Diploma de jornalismo

Amanhã vai acontecer um ato público, às 13h, que reunirá diversos jornalistas em frente ao STF em defesa do diploma de jornalismo. Hoje o site do Observatório da Imprensa publicou um artigo feito pela jornalista Marina Ferraz, que faz parte de uma publicação lançada na VII Semana do Jornalismo, aberta ontem e que vai até o dia 19 de setembro em Florianópolis, SC.

No artigo Marina mostra algumas realidades de alguns países sobre o mesmo dilema. Assim como o Brasil, muitos países regulamentaram o ofício apenas no século 20.

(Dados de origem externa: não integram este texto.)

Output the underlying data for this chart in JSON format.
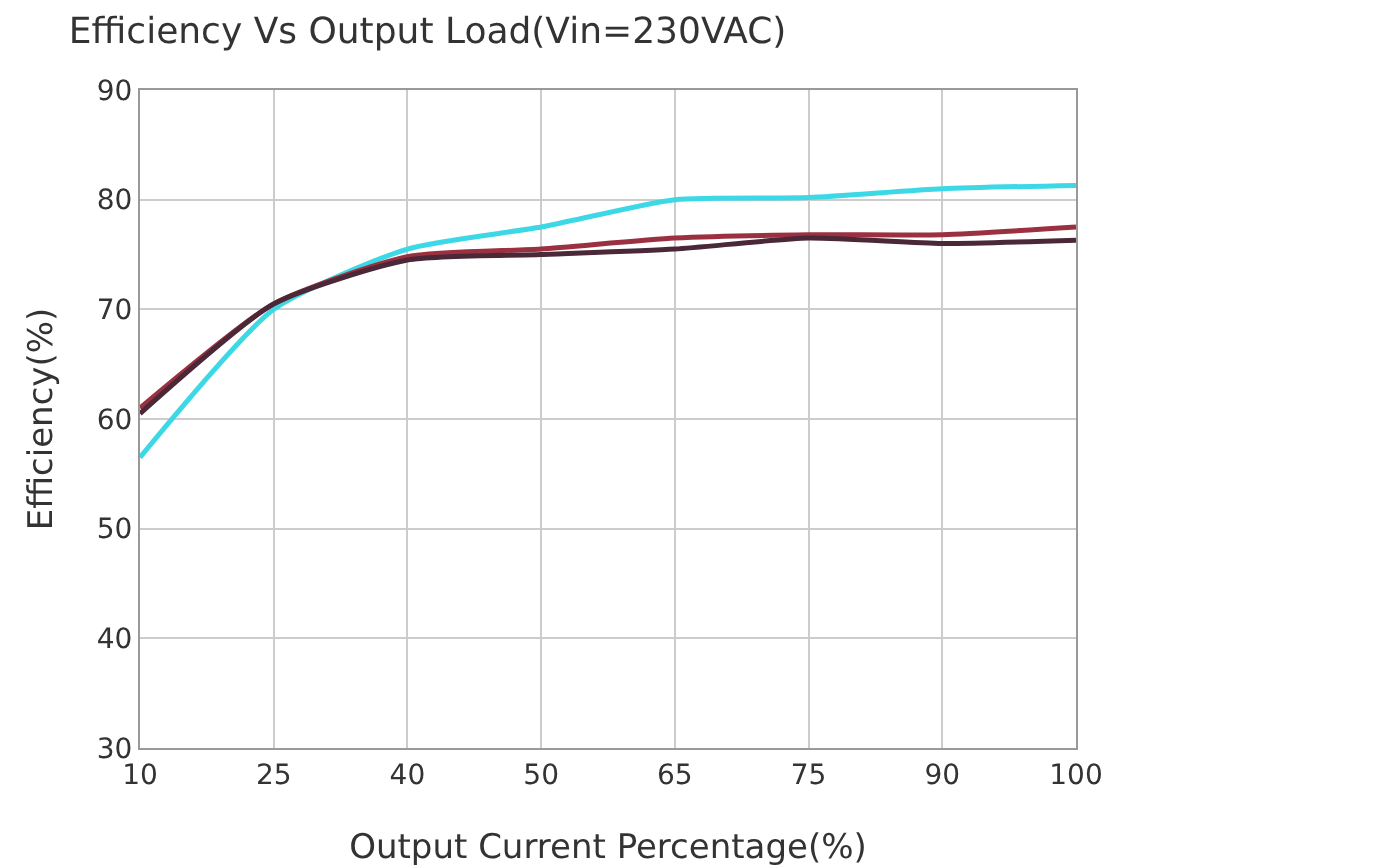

O Conselho Europeu de Deontologia do Jornalismo estipulou, em 1993, que os profissionais da área devem ter uma formação adequada. Essa formação varia de país para país, podendo ser horas de trabalho ou cursos.

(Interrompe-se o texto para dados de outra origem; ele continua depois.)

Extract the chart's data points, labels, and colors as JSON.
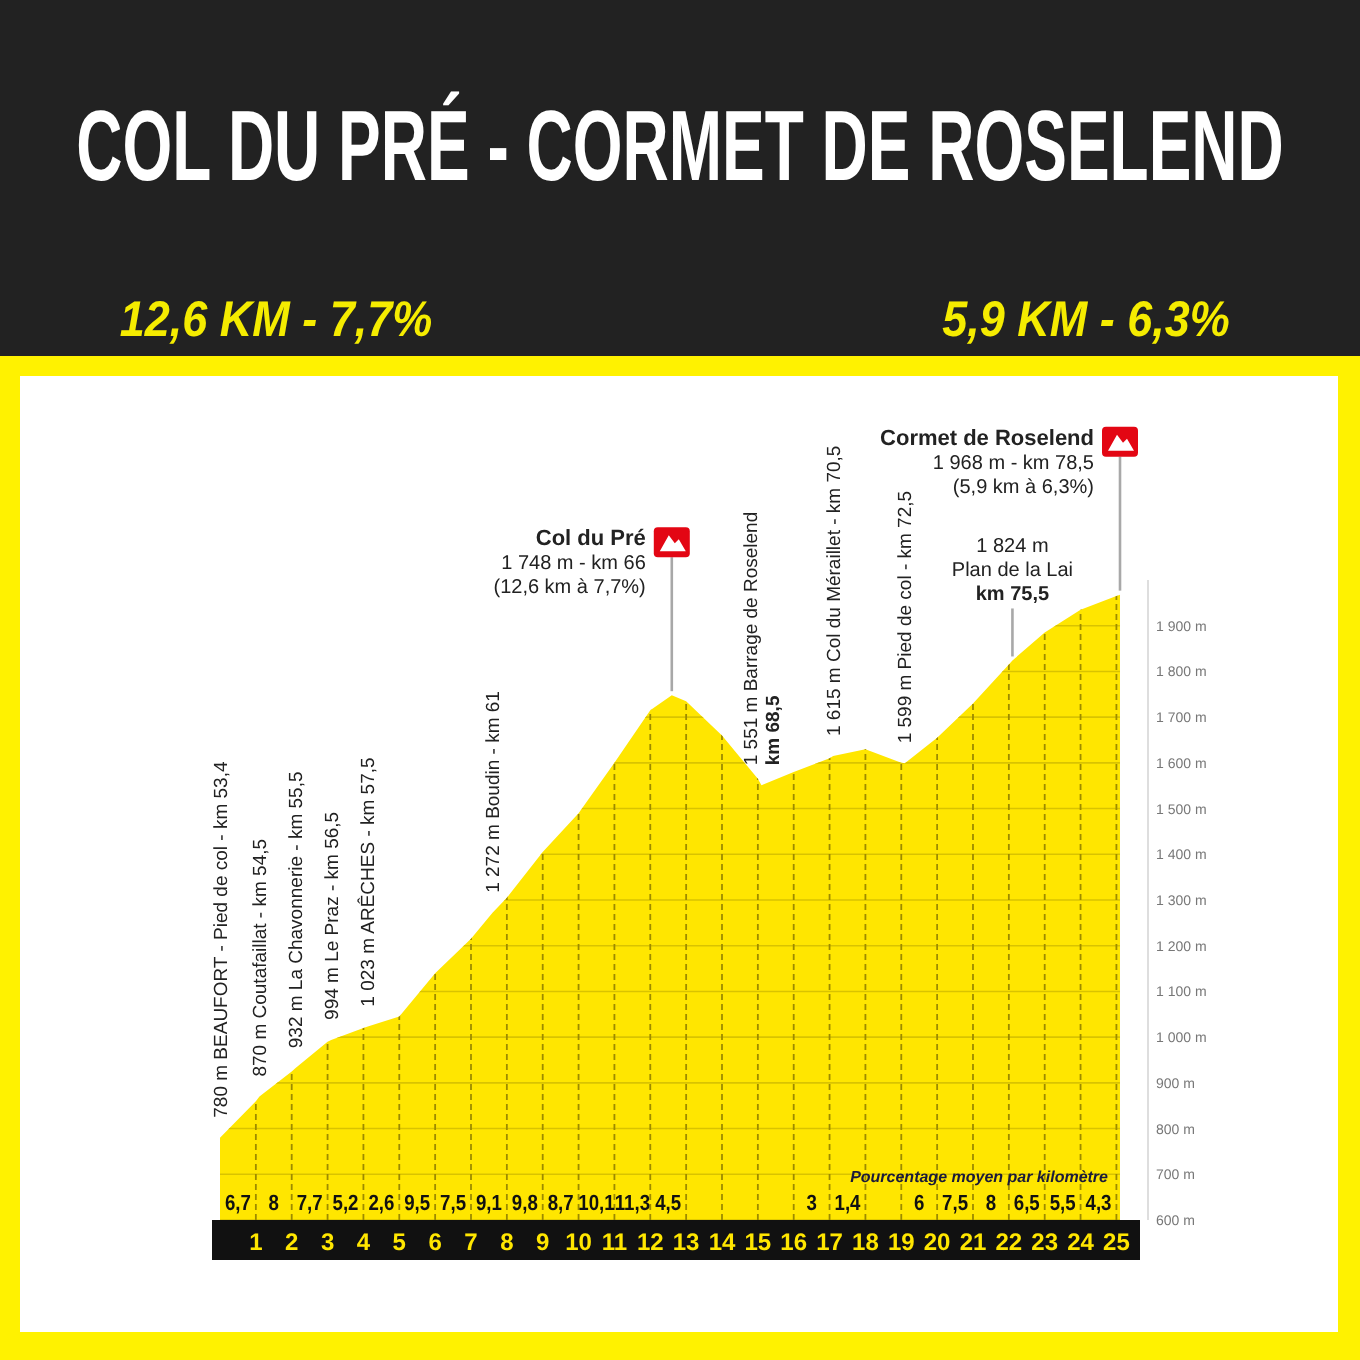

Alemanha: a profissão é regulamentada por meio do reconhecimento conjunto, por parte das empresas jornalísticas e das organizações profissionais, de um período de aprendizado prático de 18 a 24 meses.

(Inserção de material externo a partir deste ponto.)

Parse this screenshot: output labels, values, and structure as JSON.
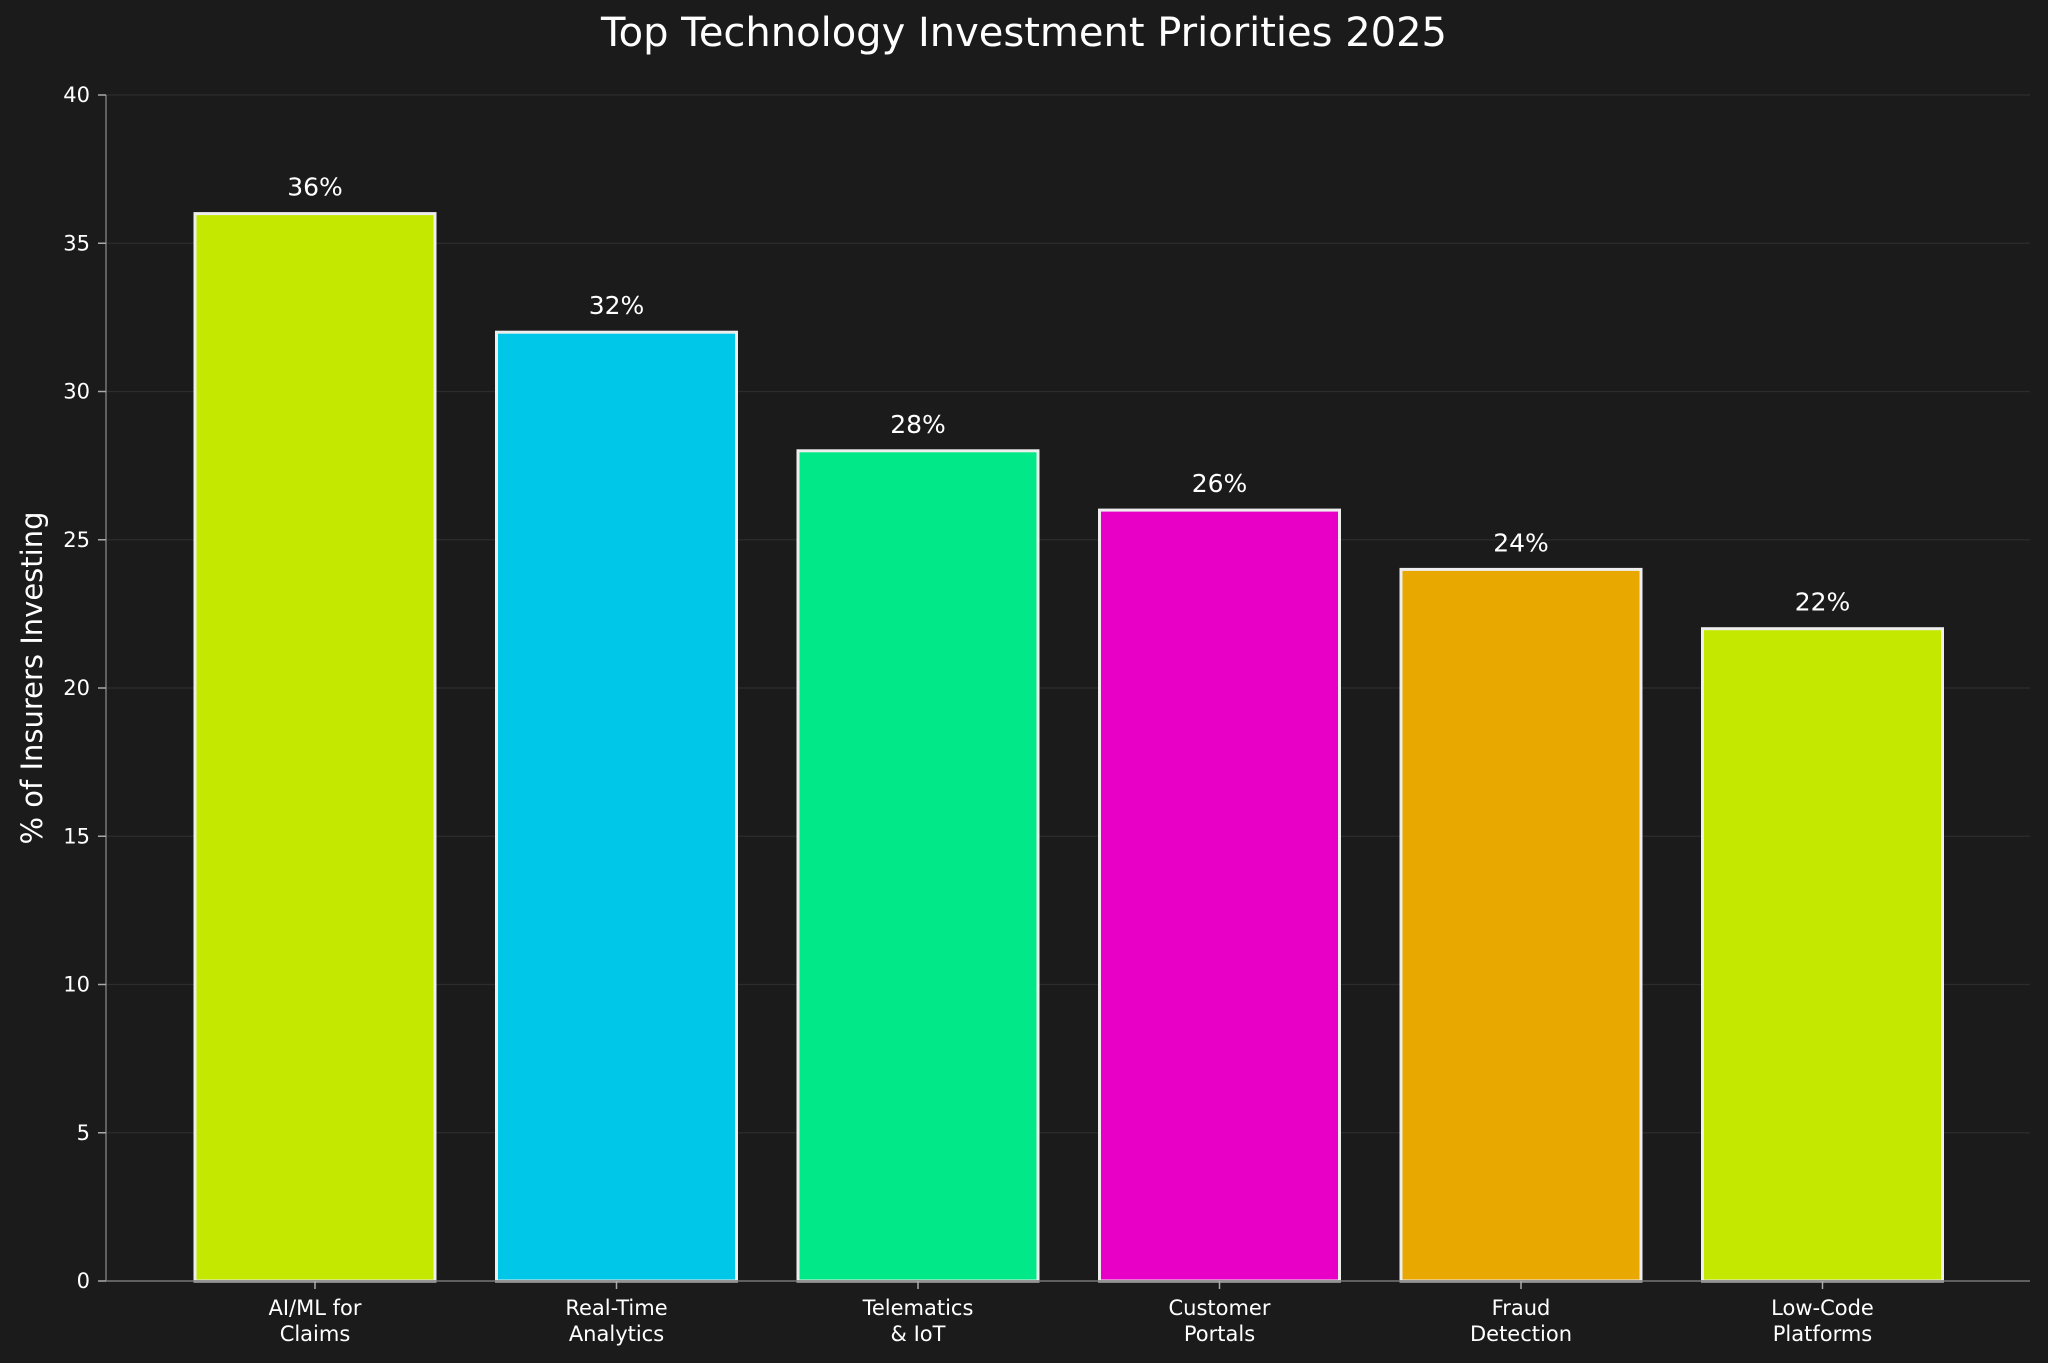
{
  "chart_data": {
    "type": "bar",
    "title": "Top Technology Investment Priorities 2025",
    "xlabel": "",
    "ylabel": "% of Insurers Investing",
    "ylim": [
      0,
      40
    ],
    "yticks": [
      0,
      5,
      10,
      15,
      20,
      25,
      30,
      35,
      40
    ],
    "grid": true,
    "categories": [
      [
        "AI/ML for",
        "Claims"
      ],
      [
        "Real-Time",
        "Analytics"
      ],
      [
        "Telematics",
        "& IoT"
      ],
      [
        "Customer",
        "Portals"
      ],
      [
        "Fraud",
        "Detection"
      ],
      [
        "Low-Code",
        "Platforms"
      ]
    ],
    "values": [
      36,
      32,
      28,
      26,
      24,
      22
    ],
    "data_labels": [
      "36%",
      "32%",
      "28%",
      "26%",
      "24%",
      "22%"
    ],
    "colors": [
      "#c4e800",
      "#00c6e8",
      "#00e887",
      "#e800c6",
      "#e8a800",
      "#c4e800"
    ],
    "bar_edge_color": "#eeeeee",
    "background": "#1b1b1b"
  }
}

Argentina: para trabalhar como jornalista, não é necessário diploma universitário em qualquer área; basta provar que se atua na profissão.

Bélgica: no país existe uma organização profissional que reconhece a ausência de impedimentos para o exercício da profissão. Mas existem vantagens salariais para os diplomados.

Chile: não é necessário estar ligado a qualquer órgão de imprensa para exercer o jornalismo nem ter diploma universitário para desempenhar a função.

Dinamarca: o acesso à profissão é condicionado à licença emitida pelo sindicato nacional dos jornalistas.

Espanha: as regras no país são: ter nacionalidade espanhola, inscrição no registro de jornalistas e também a posse de diploma em Ciências da Informação ou experiência profissional entre dois e cinco anos.

França: não há obrigatoriedade de qualquer formação superior.

Grã-Bretanha: é necessário um estágio em empresa jornalística ou curso preparatório do Conselho Nacional de Treinamento de Jornalistas.

Grécia: no país, existem duas opções: diploma em Jornalismo ou experiência de três anos na área.

Itália: a profissão é regulamentada desde 1963, porém, desde 1908 é reconhecida legalmente. Não há obrigatoriedade de formação superior, mas para trabalhar é necessário o registro na ordem dos jornalistas, que é concedido somente após um estágio de 18 meses, comprovação de, pelo menos 45 horas de curso, e aprovação em um exame de proficiência.